Belgium to overhaul the conditions of third-country nationals’ admission to the labour market

The Official Gazette of 21 December 2018 released the Flemish Government Decree of 7 December 2018 implementing the Foreign Workers (Employment) Act of 30 April 1999.

Several EU Directives are partially transposed into the regional legislation:

  • Directive 2003/109/EC concerning the status of third-country nationals who are long-term residents
  • Directive 2009/50/EC on the conditions of entry and residence of third-country nationals for the purposes of highly qualified employment
  • Directive 2011/98/EU on a single application procedure for a single permit for third-country nationals to reside and work in the territory of a Member State and on a common set of rights for third-country workers legally residing in a Member State
  • Directive 2014/66/EU on the conditions of entry and residence of third-country nationals in the framework of an intra-corporate transfer
  • Directive 2016/801/EU on the conditions of entry and residence of third-country nationals for the purposes of research, studies, training, voluntary service, pupil exchange schemes or educational projects and au pairing
  • Directive 2014/36/EU on the conditions of entry and stay of third-country nationals for the purpose of employment as seasonal workers

The decree overhauls the conditions of third-country nationals’ admission to the labour market in Flanders, inter alia:

  • New criteria for determining the minimum wage threshold (with a very few exceptions)
  • The definition of qualification on grounds of ISCED 2011.
  • Prima facie a more restrictive definition of managerial positions.
  • Prima facie a less restrictive definition of
  • From now on, authorisations to work, will be issued to nationals of any country (and not only to nationals of countries that have entered into employment agreements with Belgium).
  • The labour market test is deemed to be satisfied for occupations in short supply.

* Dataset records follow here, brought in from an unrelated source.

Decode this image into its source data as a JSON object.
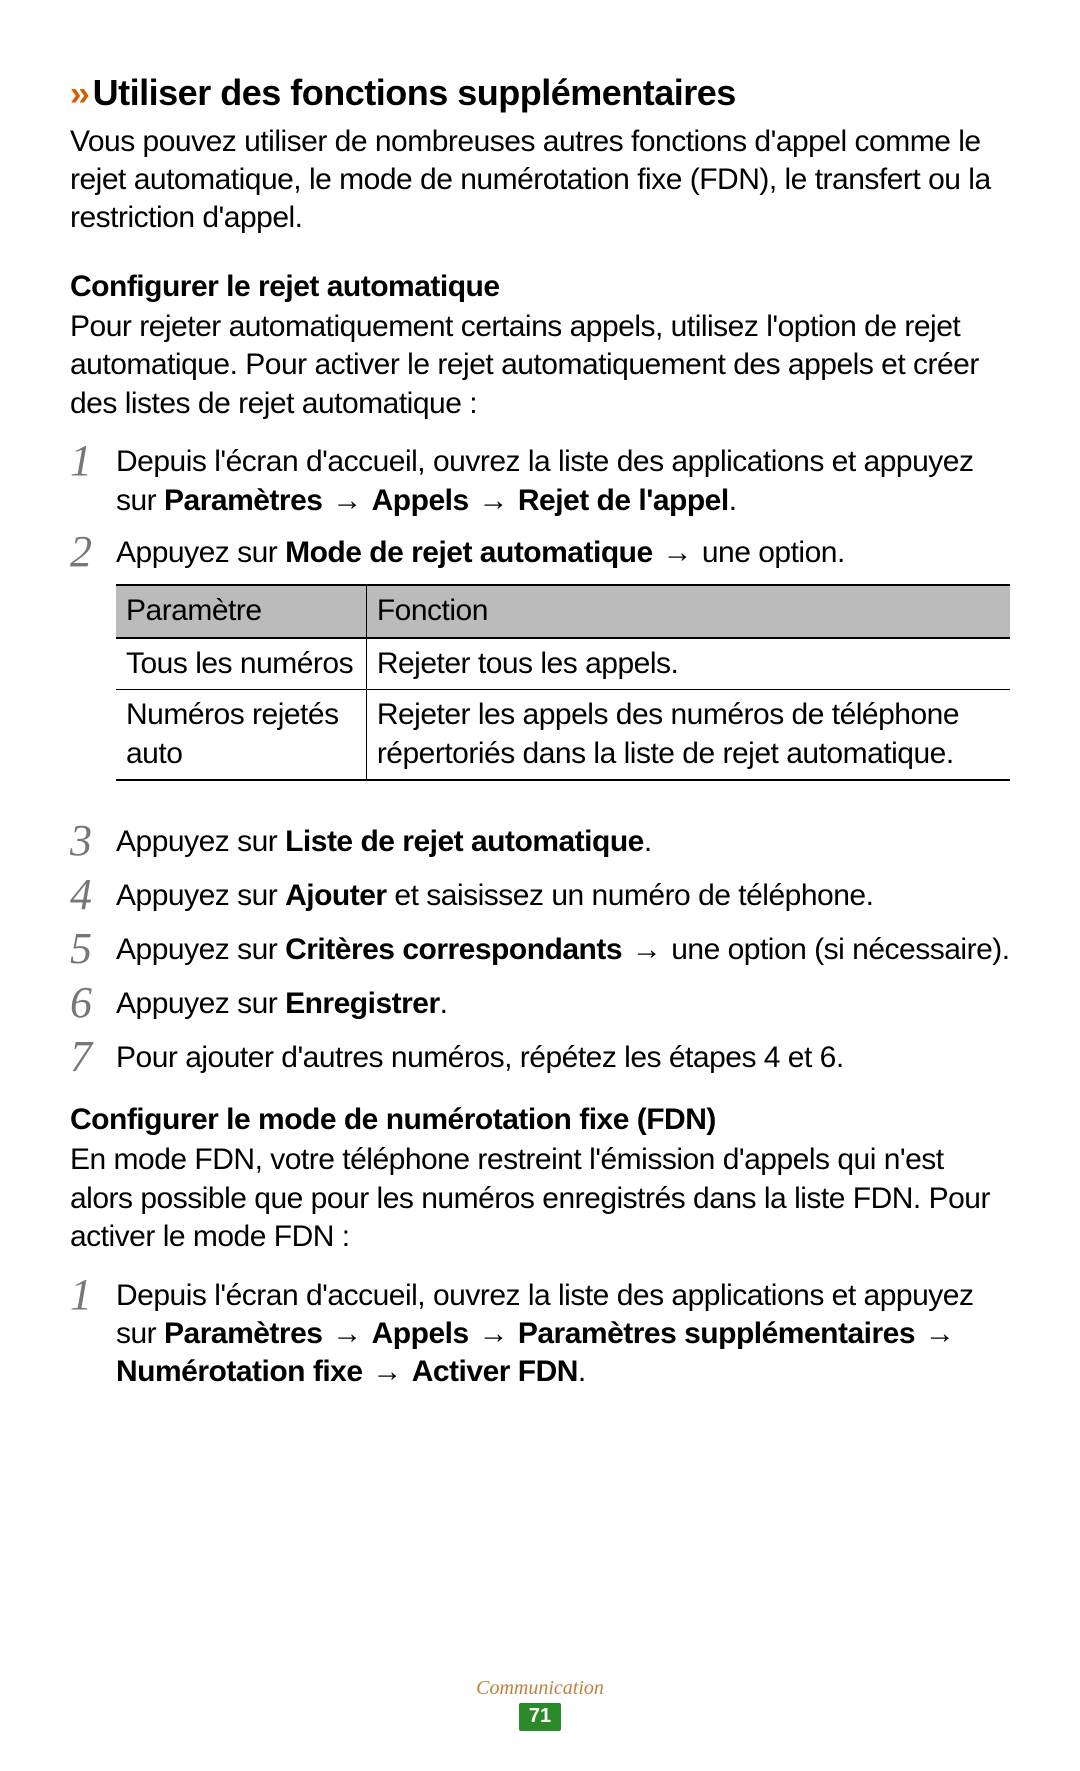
{
  "section": {
    "chevron": "››",
    "title": "Utiliser des fonctions supplémentaires",
    "intro": "Vous pouvez utiliser de nombreuses autres fonctions d'appel comme le rejet automatique, le mode de numérotation fixe (FDN), le transfert ou la restriction d'appel."
  },
  "auto_reject": {
    "title": "Configurer le rejet automatique",
    "intro": "Pour rejeter automatiquement certains appels, utilisez l'option de rejet automatique. Pour activer le rejet automatiquement des appels et créer des listes de rejet automatique :",
    "steps_a": {
      "s1": {
        "num": "1",
        "pre": "Depuis l'écran d'accueil, ouvrez la liste des applications et appuyez sur ",
        "b1": "Paramètres",
        "arr1": " → ",
        "b2": "Appels",
        "arr2": " → ",
        "b3": "Rejet de l'appel",
        "post": "."
      },
      "s2": {
        "num": "2",
        "pre": "Appuyez sur ",
        "b1": "Mode de rejet automatique",
        "arr1": " → ",
        "post": "une option."
      }
    },
    "table": {
      "h1": "Paramètre",
      "h2": "Fonction",
      "rows": [
        {
          "p": "Tous les numéros",
          "f": "Rejeter tous les appels."
        },
        {
          "p": "Numéros rejetés auto",
          "f": "Rejeter les appels des numéros de téléphone répertoriés dans la liste de rejet automatique."
        }
      ]
    },
    "steps_b": {
      "s3": {
        "num": "3",
        "pre": "Appuyez sur ",
        "b1": "Liste de rejet automatique",
        "post": "."
      },
      "s4": {
        "num": "4",
        "pre": "Appuyez sur ",
        "b1": "Ajouter",
        "post": " et saisissez un numéro de téléphone."
      },
      "s5": {
        "num": "5",
        "pre": "Appuyez sur ",
        "b1": "Critères correspondants",
        "arr1": " → ",
        "post": "une option (si nécessaire)."
      },
      "s6": {
        "num": "6",
        "pre": "Appuyez sur ",
        "b1": "Enregistrer",
        "post": "."
      },
      "s7": {
        "num": "7",
        "text": "Pour ajouter d'autres numéros, répétez les étapes 4 et 6."
      }
    }
  },
  "fdn": {
    "title": "Configurer le mode de numérotation fixe (FDN)",
    "intro": "En mode FDN, votre téléphone restreint l'émission d'appels qui n'est alors possible que pour les numéros enregistrés dans la liste FDN. Pour activer le mode FDN :",
    "steps": {
      "s1": {
        "num": "1",
        "pre": "Depuis l'écran d'accueil, ouvrez la liste des applications et appuyez sur ",
        "b1": "Paramètres",
        "arr1": " → ",
        "b2": "Appels",
        "arr2": " → ",
        "b3": "Paramètres supplémentaires",
        "arr3": " → ",
        "b4": "Numérotation fixe",
        "arr4": " → ",
        "b5": "Activer FDN",
        "post": "."
      }
    }
  },
  "footer": {
    "section": "Communication",
    "page": "71"
  }
}
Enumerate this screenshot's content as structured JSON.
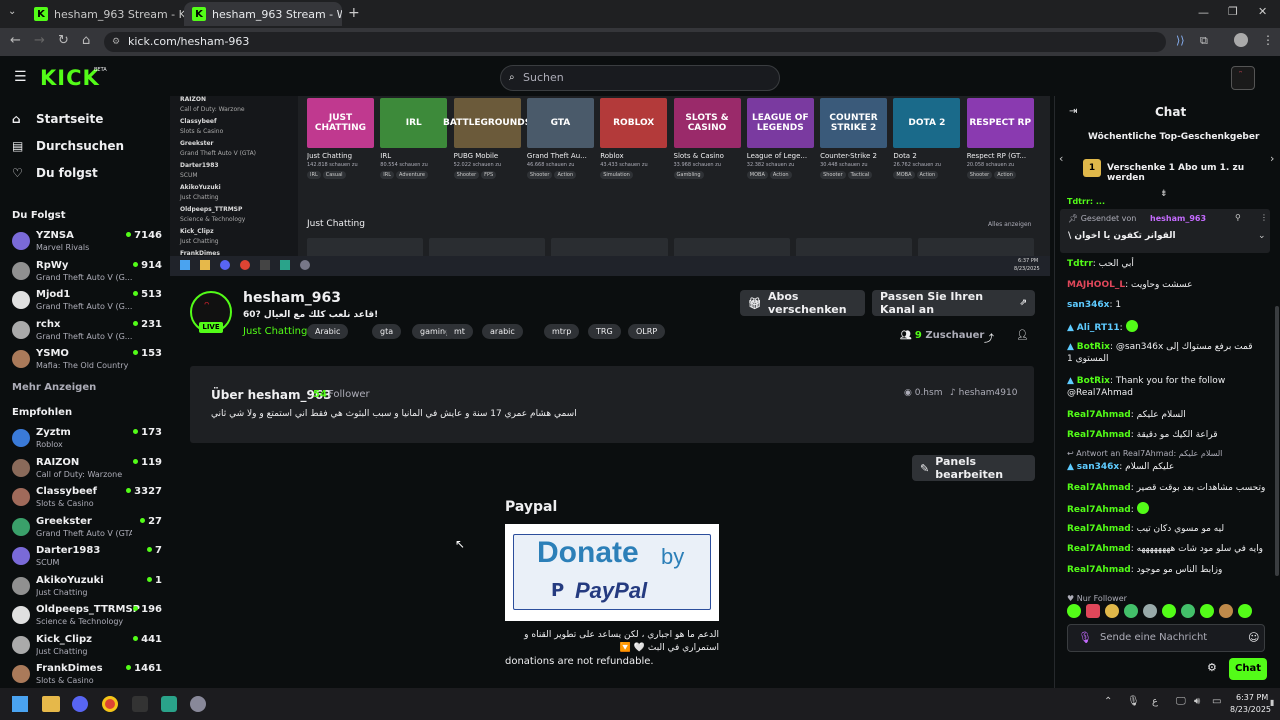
{
  "browser": {
    "tabs": [
      {
        "title": "hesham_963 Stream - Kick Dash"
      },
      {
        "title": "hesham_963 Stream - Watch Li..."
      }
    ],
    "url": "kick.com/hesham-963"
  },
  "header": {
    "logo": "KICK",
    "logo_sup": "BETA",
    "search_placeholder": "Suchen"
  },
  "sidebar": {
    "nav": [
      {
        "label": "Startseite",
        "icon": "home-icon"
      },
      {
        "label": "Durchsuchen",
        "icon": "browse-icon"
      },
      {
        "label": "Du folgst",
        "icon": "heart-icon"
      }
    ],
    "following_title": "Du Folgst",
    "following": [
      {
        "name": "YZNSA",
        "category": "Marvel Rivals",
        "viewers": "7146"
      },
      {
        "name": "RpWy",
        "category": "Grand Theft Auto V (G...",
        "viewers": "914"
      },
      {
        "name": "Mjod1",
        "category": "Grand Theft Auto V (G...",
        "viewers": "513"
      },
      {
        "name": "rchx",
        "category": "Grand Theft Auto V (G...",
        "viewers": "231"
      },
      {
        "name": "YSMO",
        "category": "Mafia: The Old Country",
        "viewers": "153"
      }
    ],
    "more": "Mehr Anzeigen",
    "recommended_title": "Empfohlen",
    "recommended": [
      {
        "name": "Zyztm",
        "category": "Roblox",
        "viewers": "173"
      },
      {
        "name": "RAIZON",
        "category": "Call of Duty: Warzone",
        "viewers": "119"
      },
      {
        "name": "Classybeef",
        "category": "Slots & Casino",
        "viewers": "3327"
      },
      {
        "name": "Greekster",
        "category": "Grand Theft Auto V (GTA)",
        "viewers": "27"
      },
      {
        "name": "Darter1983",
        "category": "SCUM",
        "viewers": "7"
      },
      {
        "name": "AkikoYuzuki",
        "category": "Just Chatting",
        "viewers": "1"
      },
      {
        "name": "Oldpeeps_TTRMSP",
        "category": "Science & Technology",
        "viewers": "196"
      },
      {
        "name": "Kick_Clipz",
        "category": "Just Chatting",
        "viewers": "441"
      },
      {
        "name": "FrankDimes",
        "category": "Slots & Casino",
        "viewers": "1461"
      }
    ]
  },
  "video": {
    "categories": [
      {
        "name": "Just Chatting",
        "viewers": "142.818 schauen zu",
        "tags": [
          "IRL",
          "Casual"
        ],
        "thumb": "JUST CHATTING",
        "color": "#c0398f"
      },
      {
        "name": "IRL",
        "viewers": "80.554 schauen zu",
        "tags": [
          "IRL",
          "Adventure"
        ],
        "thumb": "IRL",
        "color": "#3d8a3a"
      },
      {
        "name": "PUBG Mobile",
        "viewers": "52.022 schauen zu",
        "tags": [
          "Shooter",
          "FPS"
        ],
        "thumb": "BATTLEGROUNDS",
        "color": "#6b5a3a"
      },
      {
        "name": "Grand Theft Au...",
        "viewers": "46.668 schauen zu",
        "tags": [
          "Shooter",
          "Action"
        ],
        "thumb": "GTA",
        "color": "#4a5a6a"
      },
      {
        "name": "Roblox",
        "viewers": "43.433 schauen zu",
        "tags": [
          "Simulation"
        ],
        "thumb": "ROBLOX",
        "color": "#b33a3a"
      },
      {
        "name": "Slots & Casino",
        "viewers": "33.968 schauen zu",
        "tags": [
          "Gambling"
        ],
        "thumb": "SLOTS & CASINO",
        "color": "#9a2a6a"
      },
      {
        "name": "League of Lege...",
        "viewers": "32.382 schauen zu",
        "tags": [
          "MOBA",
          "Action"
        ],
        "thumb": "LEAGUE OF LEGENDS",
        "color": "#7a3aa0"
      },
      {
        "name": "Counter-Strike 2",
        "viewers": "30.448 schauen zu",
        "tags": [
          "Shooter",
          "Tactical"
        ],
        "thumb": "COUNTER STRIKE 2",
        "color": "#3a5a7a"
      },
      {
        "name": "Dota 2",
        "viewers": "26.762 schauen zu",
        "tags": [
          "MOBA",
          "Action"
        ],
        "thumb": "DOTA 2",
        "color": "#1a6a8a"
      },
      {
        "name": "Respect RP (GT...",
        "viewers": "20.058 schauen zu",
        "tags": [
          "Shooter",
          "Action"
        ],
        "thumb": "RESPECT RP",
        "color": "#8a3ab0"
      }
    ],
    "section": "Just Chatting",
    "show_all": "Alles anzeigen",
    "clock": "6:37 PM",
    "date": "8/23/2025"
  },
  "stream": {
    "name": "hesham_963",
    "live": "LIVE",
    "title": "قاعد نلعب كلك مع العيال ?60!",
    "category": "Just Chatting",
    "tags": [
      "Arabic",
      "gta",
      "gaming",
      "mt",
      "arabic",
      "mtrp",
      "TRG",
      "OLRP"
    ],
    "gift_button": "Abos verschenken",
    "customize_button": "Passen Sie Ihren Kanal an",
    "viewers": "9",
    "viewers_label": "Zuschauer"
  },
  "about": {
    "title": "Über hesham_963",
    "followers": "54",
    "followers_label": "Follower",
    "bio": "اسمي هشام عمري 17 سنة و عايش في المانيا و سبب البثوث هي فقط اني استمتع و ولا شي ثاني",
    "social1": "0.hsm",
    "social2": "hesham4910"
  },
  "panels": {
    "edit_button": "Panels bearbeiten",
    "paypal_title": "Paypal",
    "donate": "Donate",
    "by": "by",
    "paypal": "PayPal",
    "text_ar": "الدعم ما هو اجباري ، لكن يساعد على تطوير القناه و استمراري في البث",
    "text_en": "donations are not refundable."
  },
  "chat": {
    "title": "Chat",
    "weekly": "Wöchentliche Top-Geschenkgeber",
    "gift_prompt": "Verschenke 1 Abo um 1. zu werden",
    "pinned_prefix": "Gesendet von",
    "pinned_user": "hesham_963",
    "pinned_text": "القوانر تكفون يا اخوان \\",
    "messages": [
      {
        "user": "Tdtrr",
        "text": "أبي الحب",
        "color": "#53fc18"
      },
      {
        "user": "MAJHOOL_L",
        "text": "عسشت وحاويت",
        "color": "#e0475a"
      },
      {
        "user": "san346x",
        "text": "1",
        "color": "#5ecbff"
      },
      {
        "user": "Ali_RT11",
        "text": "",
        "color": "#5ecbff"
      },
      {
        "user": "BotRix",
        "text": "@san346x قمت برفع مستواك إلى المستوى 1",
        "color": "#53fc18"
      },
      {
        "user": "BotRix",
        "text": "Thank you for the follow @Real7Ahmad",
        "color": "#53fc18"
      },
      {
        "user": "Real7Ahmad",
        "text": "السلام عليكم",
        "color": "#53fc18"
      },
      {
        "user": "Real7Ahmad",
        "text": "قراعة الكيك مو دقيقة",
        "color": "#53fc18"
      },
      {
        "user": "san346x",
        "text": "عليكم السلام",
        "color": "#5ecbff"
      },
      {
        "user": "Real7Ahmad",
        "text": "وتحسب مشاهدات بعد بوقت قصير",
        "color": "#53fc18"
      },
      {
        "user": "Real7Ahmad",
        "text": "",
        "color": "#53fc18"
      },
      {
        "user": "Real7Ahmad",
        "text": "ليه مو مسوي دكان تيب",
        "color": "#53fc18"
      },
      {
        "user": "Real7Ahmad",
        "text": "وايه في سلو مود شات ههههههههه",
        "color": "#53fc18"
      },
      {
        "user": "Real7Ahmad",
        "text": "وزابط الناس مو موجود",
        "color": "#53fc18"
      }
    ],
    "reply_prefix": "Antwort an Real7Ahmad:",
    "reply_quote": "السلام عليكم",
    "nur_follower": "Nur Follower",
    "input_placeholder": "Sende eine Nachricht",
    "send_button": "Chat"
  },
  "taskbar": {
    "time": "6:37 PM",
    "date": "8/23/2025"
  }
}
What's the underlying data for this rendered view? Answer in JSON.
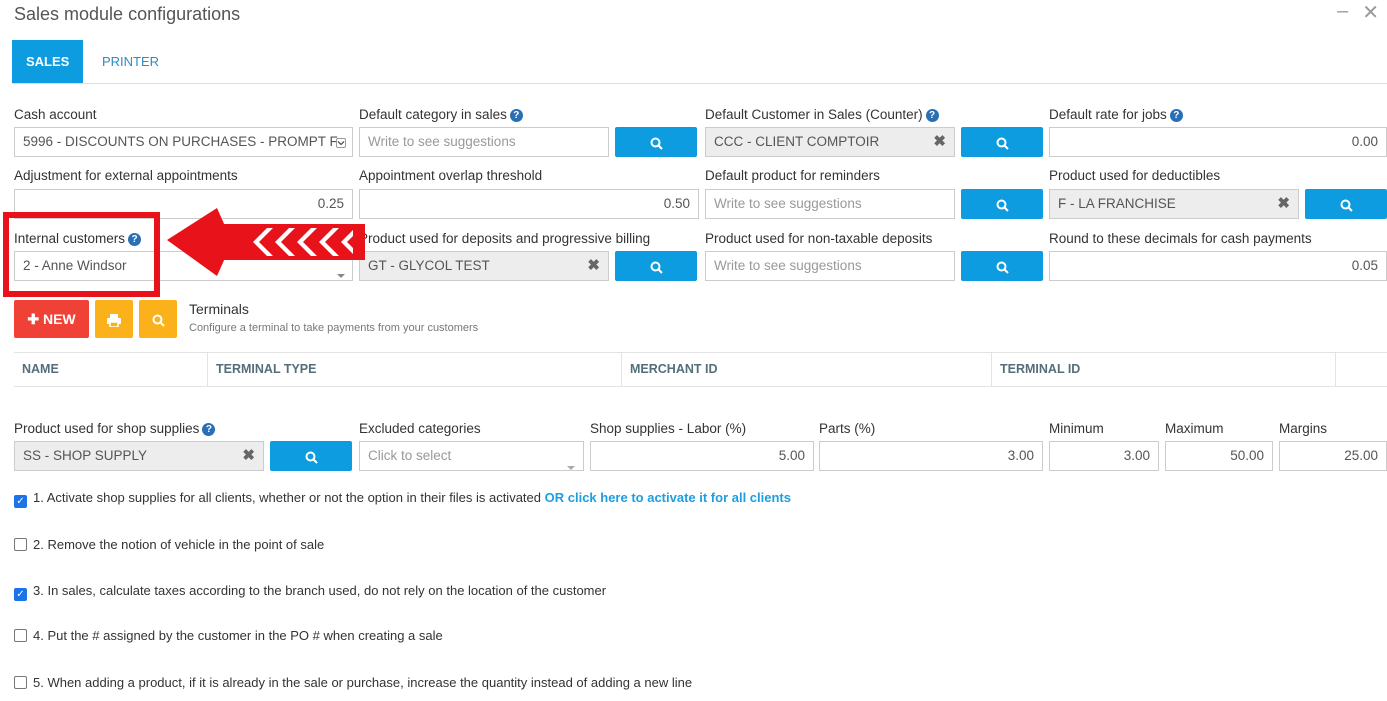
{
  "window": {
    "title": "Sales module configurations",
    "minimize": "–",
    "close": "✕"
  },
  "tabs": [
    "SALES",
    "PRINTER"
  ],
  "fields": {
    "cash_account": {
      "label": "Cash account",
      "value": "5996 - DISCOUNTS ON PURCHASES - PROMPT F"
    },
    "default_category": {
      "label": "Default category in sales",
      "placeholder": "Write to see suggestions"
    },
    "default_customer": {
      "label": "Default Customer in Sales (Counter)",
      "value": "CCC - CLIENT COMPTOIR"
    },
    "default_rate": {
      "label": "Default rate for jobs",
      "value": "0.00"
    },
    "adjust_external": {
      "label": "Adjustment for external appointments",
      "value": "0.25"
    },
    "overlap_threshold": {
      "label": "Appointment overlap threshold",
      "value": "0.50"
    },
    "default_product_reminders": {
      "label": "Default product for reminders",
      "placeholder": "Write to see suggestions"
    },
    "product_deductibles": {
      "label": "Product used for deductibles",
      "value": "F - LA FRANCHISE"
    },
    "internal_customers": {
      "label": "Internal customers",
      "value": "2 - Anne Windsor"
    },
    "product_deposits": {
      "label": "Product used for deposits and progressive billing",
      "value": "GT - GLYCOL TEST"
    },
    "product_nontaxable": {
      "label": "Product used for non-taxable deposits",
      "placeholder": "Write to see suggestions"
    },
    "round_decimals": {
      "label": "Round to these decimals for cash payments",
      "value": "0.05"
    }
  },
  "terminals": {
    "new_label": "NEW",
    "title": "Terminals",
    "subtitle": "Configure a terminal to take payments from your customers",
    "columns": [
      "NAME",
      "TERMINAL TYPE",
      "MERCHANT ID",
      "TERMINAL ID"
    ]
  },
  "shop": {
    "product_label": "Product used for shop supplies",
    "product_value": "SS - SHOP SUPPLY",
    "excluded_label": "Excluded categories",
    "excluded_placeholder": "Click to select",
    "labor_label": "Shop supplies - Labor (%)",
    "labor_value": "5.00",
    "parts_label": "Parts (%)",
    "parts_value": "3.00",
    "min_label": "Minimum",
    "min_value": "3.00",
    "max_label": "Maximum",
    "max_value": "50.00",
    "margins_label": "Margins",
    "margins_value": "25.00"
  },
  "options": [
    {
      "text": "1. Activate shop supplies for all clients, whether or not the option in their files is activated",
      "link": "OR click here to activate it for all clients",
      "checked": true
    },
    {
      "text": "2. Remove the notion of vehicle in the point of sale",
      "checked": false
    },
    {
      "text": "3. In sales, calculate taxes according to the branch used, do not rely on the location of the customer",
      "checked": true
    },
    {
      "text": "4. Put the # assigned by the customer in the PO # when creating a sale",
      "checked": false
    },
    {
      "text": "5. When adding a product, if it is already in the sale or purchase, increase the quantity instead of adding a new line",
      "checked": false
    }
  ],
  "colors": {
    "primary": "#0e9ce0",
    "danger": "#ef4136",
    "warning": "#fbb11a",
    "highlight": "#e8121a"
  }
}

Lists of shortages will be released each two years.
  • The employer must notify the competent authority in the event of termination of employment (to read in conjunction with the employee’ right to remain for a period of 90 days, to search for a job).
  • New categories of workers are exempt from the authorisation to work ,such as workers posted to attend a training (in the framework of a training agreement), at the Belgian quarter of the group of companies to which their company belongs, provided that the duration of stay does not exceed three consecutive months (regardless the country where the employer is established and the worker’ nationality).In the same context, holders of ICT mobile permits issued by another Member State and researchers, exercise the right to short term mobility, are authorised to work by law (provided that their remuneration complies with the law provisions). Certain exemptions currently into force are repealed.
  • An additional criterion must be met to enforce the Van der Elst exemption (in our view, the provision is in breach of the EU law).
  • The length of authorised stay of certain categories of workers posted to carry out specific activities, is amended.
  • Third-country nationals hold a valid residence permit and bring proof of uninterrupted work for a period of four years during the five years immediately preceding the demand, will be authorised to work for an unlimited period (see the current residence permit type B, discretionary issued by the Immigration Office).
  • In regard to the remuneration must be granted to third-country nationals during the intra-corporate transfer, the Dutch doctrine is adopted : the remuneration  is deemed to be not less favourable than the remuneration granted for comparable positions in accordance with applicable laws or collective agreements or practices if it complies with the minimum wage threshold  laid down for managerial positions (ICT managers), and respectively for highly qualified workers (ICT specialists and trainees). On the contrary, each case will be assessed on its merits.
  • New grounds for rejection are provided for, inter alia, if the host entity was established for the main purpose of facilitating the entry of foreign workers and/or the host entity does not have a genuine activity.